Siemens Home Connect uygulaması sayesinde daha fazla leke türünü ve bunlar için geliştirilmiş özel programları keşfetmek de mümkün. Yani sadece “lekeyi çıkar” demekle kalmıyor, sizin için en doğru yıkama programını da otomatik olarak öneriyor. Böylece hem lekelerle uğraşmak zorunda kalmıyor hem de giysilerinizin ömrünü koruyorsunuz. 

Artık çocuğunuza yemek yedirirken dökülen yemek lekeleri, kahve kazaları ya da mutfakta sıçrayan yağ lekeleri sizi endişelendirmiyor. stainRemoval, günlük hayatın getirdiği küçük sürprizlere karşı en güvenilir yardımcınız oluyor. 
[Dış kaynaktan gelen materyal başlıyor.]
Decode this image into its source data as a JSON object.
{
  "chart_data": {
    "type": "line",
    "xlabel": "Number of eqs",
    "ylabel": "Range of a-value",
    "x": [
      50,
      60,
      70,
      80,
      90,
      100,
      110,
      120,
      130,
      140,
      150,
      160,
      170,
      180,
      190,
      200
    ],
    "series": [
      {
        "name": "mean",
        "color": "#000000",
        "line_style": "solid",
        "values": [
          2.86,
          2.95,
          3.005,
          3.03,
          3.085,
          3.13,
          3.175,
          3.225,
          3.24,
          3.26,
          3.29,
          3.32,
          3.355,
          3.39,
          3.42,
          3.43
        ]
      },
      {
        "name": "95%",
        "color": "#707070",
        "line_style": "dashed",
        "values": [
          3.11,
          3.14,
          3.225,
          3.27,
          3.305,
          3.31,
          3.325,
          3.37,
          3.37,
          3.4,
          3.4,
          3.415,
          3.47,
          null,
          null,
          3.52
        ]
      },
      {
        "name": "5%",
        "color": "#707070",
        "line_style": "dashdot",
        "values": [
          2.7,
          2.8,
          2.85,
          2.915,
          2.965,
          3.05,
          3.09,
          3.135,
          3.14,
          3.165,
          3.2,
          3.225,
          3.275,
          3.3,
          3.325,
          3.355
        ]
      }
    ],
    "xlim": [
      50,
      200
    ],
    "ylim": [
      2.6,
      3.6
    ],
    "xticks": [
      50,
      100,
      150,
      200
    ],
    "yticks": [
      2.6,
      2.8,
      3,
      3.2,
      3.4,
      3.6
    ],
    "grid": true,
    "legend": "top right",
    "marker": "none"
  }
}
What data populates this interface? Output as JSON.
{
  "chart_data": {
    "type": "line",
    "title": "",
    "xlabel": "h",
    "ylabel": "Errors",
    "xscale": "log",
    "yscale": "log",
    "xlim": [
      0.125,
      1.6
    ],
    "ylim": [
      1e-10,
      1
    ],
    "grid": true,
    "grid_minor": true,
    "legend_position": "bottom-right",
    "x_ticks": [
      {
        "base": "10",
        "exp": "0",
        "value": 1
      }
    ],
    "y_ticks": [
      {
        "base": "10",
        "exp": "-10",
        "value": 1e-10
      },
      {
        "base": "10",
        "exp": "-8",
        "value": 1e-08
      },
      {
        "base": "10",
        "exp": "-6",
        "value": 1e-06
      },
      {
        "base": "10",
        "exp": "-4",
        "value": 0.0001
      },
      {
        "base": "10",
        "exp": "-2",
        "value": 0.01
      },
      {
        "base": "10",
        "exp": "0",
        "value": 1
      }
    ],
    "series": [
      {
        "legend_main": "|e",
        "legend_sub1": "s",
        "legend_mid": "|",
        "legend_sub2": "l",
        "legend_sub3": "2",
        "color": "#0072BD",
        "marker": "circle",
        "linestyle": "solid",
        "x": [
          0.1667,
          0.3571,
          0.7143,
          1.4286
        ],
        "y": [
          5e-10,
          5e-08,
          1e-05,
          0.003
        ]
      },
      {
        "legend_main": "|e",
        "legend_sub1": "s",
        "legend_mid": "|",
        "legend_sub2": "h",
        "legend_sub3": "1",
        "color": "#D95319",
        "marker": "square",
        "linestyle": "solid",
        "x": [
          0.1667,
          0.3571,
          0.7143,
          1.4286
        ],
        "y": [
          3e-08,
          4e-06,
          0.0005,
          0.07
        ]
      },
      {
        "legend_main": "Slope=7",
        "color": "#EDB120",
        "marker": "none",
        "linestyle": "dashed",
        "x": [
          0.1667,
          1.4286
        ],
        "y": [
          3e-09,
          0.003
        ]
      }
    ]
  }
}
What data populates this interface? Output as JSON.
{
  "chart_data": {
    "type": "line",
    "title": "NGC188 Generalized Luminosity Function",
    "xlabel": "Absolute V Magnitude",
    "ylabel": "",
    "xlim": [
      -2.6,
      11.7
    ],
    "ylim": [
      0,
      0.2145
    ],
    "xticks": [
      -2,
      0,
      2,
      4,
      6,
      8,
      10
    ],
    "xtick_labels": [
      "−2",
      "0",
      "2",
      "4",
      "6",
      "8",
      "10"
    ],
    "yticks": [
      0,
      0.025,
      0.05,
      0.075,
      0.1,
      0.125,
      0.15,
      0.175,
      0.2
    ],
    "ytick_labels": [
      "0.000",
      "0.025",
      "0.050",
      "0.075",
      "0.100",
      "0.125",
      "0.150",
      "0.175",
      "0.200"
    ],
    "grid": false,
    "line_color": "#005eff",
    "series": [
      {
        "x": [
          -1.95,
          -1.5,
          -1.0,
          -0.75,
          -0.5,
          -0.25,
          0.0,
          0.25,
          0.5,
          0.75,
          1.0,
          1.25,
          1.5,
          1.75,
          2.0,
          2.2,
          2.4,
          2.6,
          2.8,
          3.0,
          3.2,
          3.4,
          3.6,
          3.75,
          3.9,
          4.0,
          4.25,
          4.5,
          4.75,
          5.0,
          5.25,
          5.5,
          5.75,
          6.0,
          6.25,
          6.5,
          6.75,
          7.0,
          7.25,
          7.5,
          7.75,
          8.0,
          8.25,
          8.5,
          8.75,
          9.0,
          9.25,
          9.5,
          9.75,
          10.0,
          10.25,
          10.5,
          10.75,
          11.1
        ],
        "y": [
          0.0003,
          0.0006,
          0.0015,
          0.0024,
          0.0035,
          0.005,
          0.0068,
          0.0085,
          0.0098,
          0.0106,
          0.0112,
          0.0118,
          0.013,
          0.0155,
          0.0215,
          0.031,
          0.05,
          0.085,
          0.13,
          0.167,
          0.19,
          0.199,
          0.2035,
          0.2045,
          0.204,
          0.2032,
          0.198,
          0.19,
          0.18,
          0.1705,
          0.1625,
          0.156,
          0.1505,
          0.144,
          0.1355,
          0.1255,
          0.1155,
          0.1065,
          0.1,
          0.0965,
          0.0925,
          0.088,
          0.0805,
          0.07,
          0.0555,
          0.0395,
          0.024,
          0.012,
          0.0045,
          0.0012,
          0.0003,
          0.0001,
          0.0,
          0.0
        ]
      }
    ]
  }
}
Siemens iQ500 çamaşır ve kurutma makineleri, artık sadece kıyafetlerinizi temizleyen makineler değil; size zaman, konfor ve güven veren akıllı iş ortaklarınızdır. Ütüye harcadığınız vakti kendinize ayırın, lekelerle uğraşmayı unutun ve teknolojinin yaşam alanınıza uyumunun keyfini yaşayın.

*Bu yazı Siemens’in katkılarıyla hazırlanmıştır.